La jeune Irène grandit en banlieue parisienne dans une famille protestante des Charentes, dont la foi va forger à jamais le caractère.

Le pasteur noir Martin Luther King, assassiné l'année de sa naissance, et Albert Schweizer (1875-1965), théologien protestant et l'un des plus grands médecins humanitaires du XXe siècle, sont les héros de son enfance.

"Quoi qu'il m'arrive ici bas, ça n'a aucune importance, ce qui compte c'est que je fasse ce que j'ai à faire", résume cette mère de quatre enfants, dont la vie va basculer à partir de 2007, lorsqu'elle entame des recherches sur les effets sur le cœur du Mediator. Elle ne se doute alors pas qu'elle va mettre au jour l'un des plus importants scandales sanitaires en France.

Commercialisé dès 1976 comme antidiabétique mais largement prescrit comme coupe-faim, le médicament fait l'objet à partir de 1999 d'alertes tout aussi répétées que vaines.

"Cette histoire, ça fait 30 ans qu'elle me hante", explique Irène Frachon. Jeune médecin en banlieue parisienne, elle est dans les années 1990 témoin des tentatives de ses collègues de faire interdire l'Isoméride, autre médicament du groupe Servier, lui aussi prescrit comme coupe-faim et nocif pour le cœur.

- "Menaces de mort" -

"Menaces de mort, de procès, pressions diverses... c'était extrêmement dur", se souvient-elle. Lancé en 1985, l'Isoméride est finalement retiré de la vente en 1997. "Les victimes mouraient dans mes bras", se remémore la brestoise aux cheveux invariablement noués en chignon.
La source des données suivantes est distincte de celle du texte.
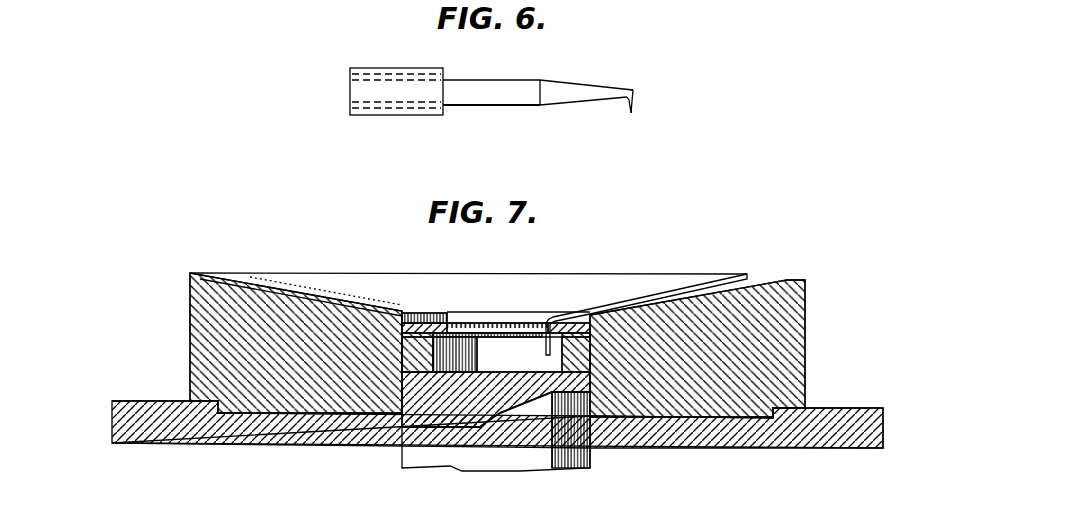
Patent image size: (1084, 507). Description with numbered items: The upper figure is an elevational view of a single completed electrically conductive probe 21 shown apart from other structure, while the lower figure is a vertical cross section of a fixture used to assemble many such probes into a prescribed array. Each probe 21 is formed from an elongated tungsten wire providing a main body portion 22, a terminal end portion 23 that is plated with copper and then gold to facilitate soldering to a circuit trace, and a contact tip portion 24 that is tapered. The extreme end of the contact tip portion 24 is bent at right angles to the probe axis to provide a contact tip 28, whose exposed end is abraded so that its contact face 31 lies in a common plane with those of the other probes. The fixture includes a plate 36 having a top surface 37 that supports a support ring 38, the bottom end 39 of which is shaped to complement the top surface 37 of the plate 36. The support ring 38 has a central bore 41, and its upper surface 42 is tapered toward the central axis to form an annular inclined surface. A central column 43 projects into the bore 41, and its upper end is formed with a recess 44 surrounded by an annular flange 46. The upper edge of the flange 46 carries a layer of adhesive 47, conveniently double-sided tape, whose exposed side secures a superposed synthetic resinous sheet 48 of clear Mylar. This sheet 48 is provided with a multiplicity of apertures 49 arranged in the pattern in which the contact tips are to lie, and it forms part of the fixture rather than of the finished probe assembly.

In FIG. 6, the electrically conductive probe 21 is at (483, 126).
In FIG. 6, the main body portion 22 is at (495, 87).
In FIG. 6, the terminal end portion 23 is at (360, 90).
In FIG. 6, the contact tip portion 24 is at (576, 90).
In FIG. 6, the contact tip 28 is at (634, 103).
In FIG. 6, the contact face 31 is at (631, 113).
In FIG. 7, the plate 36 is at (183, 445).
In FIG. 7, the top surface 37 is at (144, 416).
In FIG. 7, the support ring 38 is at (205, 304).
In FIG. 7, the bottom end 39 is at (345, 415).
In FIG. 7, the central bore 41 is at (403, 400).
In FIG. 7, the upper surface 42 is at (447, 282).
In FIG. 7, the central column 43 is at (517, 466).
In FIG. 7, the recess 44 is at (527, 371).
In FIG. 7, the annular flange 46 is at (515, 367).
In FIG. 7, the layer of adhesive 47 is at (576, 326).
In FIG. 7, the synthetic resinous sheet 48 is at (500, 323).
In FIG. 7, the apertures 49 is at (448, 312).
Le Mediator sera lui retiré de la vente en 2009, après son utilisation pendant 33 ans par cinq millions de personnes. Un retrait qui se fait en catimini cependant, au grand désespoir de cette femme profondément humaine, en guerre contre "un industriel sans scrupule".
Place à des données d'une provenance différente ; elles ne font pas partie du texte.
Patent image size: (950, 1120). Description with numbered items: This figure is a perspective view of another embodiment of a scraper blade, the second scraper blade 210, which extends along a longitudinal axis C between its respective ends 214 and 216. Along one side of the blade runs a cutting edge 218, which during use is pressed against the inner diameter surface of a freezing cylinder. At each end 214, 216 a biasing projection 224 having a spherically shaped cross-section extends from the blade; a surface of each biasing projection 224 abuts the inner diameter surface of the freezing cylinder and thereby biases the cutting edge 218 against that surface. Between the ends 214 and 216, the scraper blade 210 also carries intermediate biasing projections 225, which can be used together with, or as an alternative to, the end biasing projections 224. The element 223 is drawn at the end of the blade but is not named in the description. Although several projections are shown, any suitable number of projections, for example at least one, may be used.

Elle va alors révéler le scandale en publiant en juin 2010 un livre intitulé "Mediator 150 mg. Combien de morts?" Largement médiatisé, l'ouvrage est immédiatement attaqué en justice par Servier, entraînant la censure de son sous-titre.

"Ça a été très violent cette censure, se souvient-elle, j'ai dit à mon mari: +on achète tous les livres, on les crame et on passe à autre chose+. Je crevais de trouille".
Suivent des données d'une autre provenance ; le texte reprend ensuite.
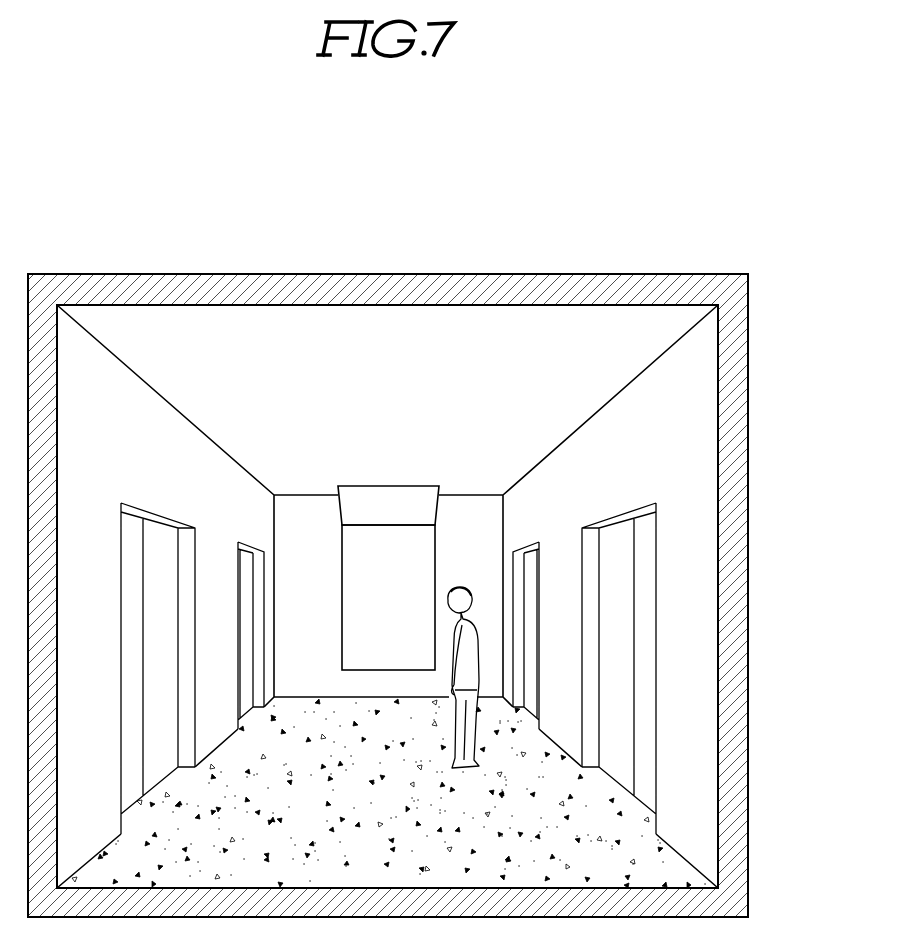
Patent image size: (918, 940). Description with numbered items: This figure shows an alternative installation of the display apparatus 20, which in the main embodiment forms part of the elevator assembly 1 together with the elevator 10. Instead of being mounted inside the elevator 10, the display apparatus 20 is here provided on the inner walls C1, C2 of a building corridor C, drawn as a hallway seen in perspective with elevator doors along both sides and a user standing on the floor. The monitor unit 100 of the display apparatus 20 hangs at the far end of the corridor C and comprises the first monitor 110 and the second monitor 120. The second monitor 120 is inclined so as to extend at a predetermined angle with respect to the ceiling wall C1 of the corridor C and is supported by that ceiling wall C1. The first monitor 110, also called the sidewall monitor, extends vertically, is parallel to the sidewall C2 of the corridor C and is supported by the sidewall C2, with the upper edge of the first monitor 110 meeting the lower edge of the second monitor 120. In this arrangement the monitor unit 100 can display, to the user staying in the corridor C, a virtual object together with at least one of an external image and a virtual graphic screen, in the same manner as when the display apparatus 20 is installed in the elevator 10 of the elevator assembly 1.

The elevator assembly 1 is at (395, 153).
The elevator 10 is at (670, 560).
The display apparatus 20 is at (368, 425).
The monitor unit 100 is at (423, 230).
The first monitor 110 is at (388, 447).
The second monitor 120 is at (372, 375).
The corridor C is at (177, 230).
The ceiling wall C1 is at (215, 340).
The sidewall C2 is at (194, 374).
Mais rapidement, son éducation protestante se rappelle à elle et lui donne la force de poursuivre le combat - qui sera porté au cinéma et au théâtre - contre ceux qu'elle qualifie de "criminels à col blanc".

"Je me suis dit que si je n'y allais pas, absolument personne ne le ferait, jamais", explique celle qui est parfois comparée à la militante écologiste Erin Brockovich, héroïne d'un film oscarisé avec Julia Roberts qui a rendu célèbre son combat contre les multinationales américaines.

Fille d'ingénieurs, Irène Frachon est aussi la petite-fille de deux figures de la Seconde guerre mondiale, Hubert Meyer et Jacques Allier, des "modèles" pour elle. Le premier a négocié la reddition de La Rochelle en 1944, le second sécurisé en 1940 un stock d'eau lourde empêchant les nazis de se doter de l'arme atomique.

"Quand elle a quelque chose en tête, rien ne l'arrête", assure à l'AFP sa fille aînée Adèle Frachon, 28 ans, interne en médecine à Bordeaux. L'un des avocats des victimes du Mediator, Charles Joseph-Oudin, loue de son côté son "énergie".

Après douze ans d'un combat acharné - pour faire éclater l'affaire et aider les victimes à obtenir réparation - et alors que se tient à Paris le "tant attendu" procès pénal du Mediator, cette amoureuse de voile et de musique s'attend désormais a retrouver une vie "presque normale" à la pointe du Finistère, dans sa maison face à la mer.

"Cette histoire me tiendra jusqu'à la fin de mes jours", glisse celle qui est devenue une figure emblématique des lanceurs d'alerte.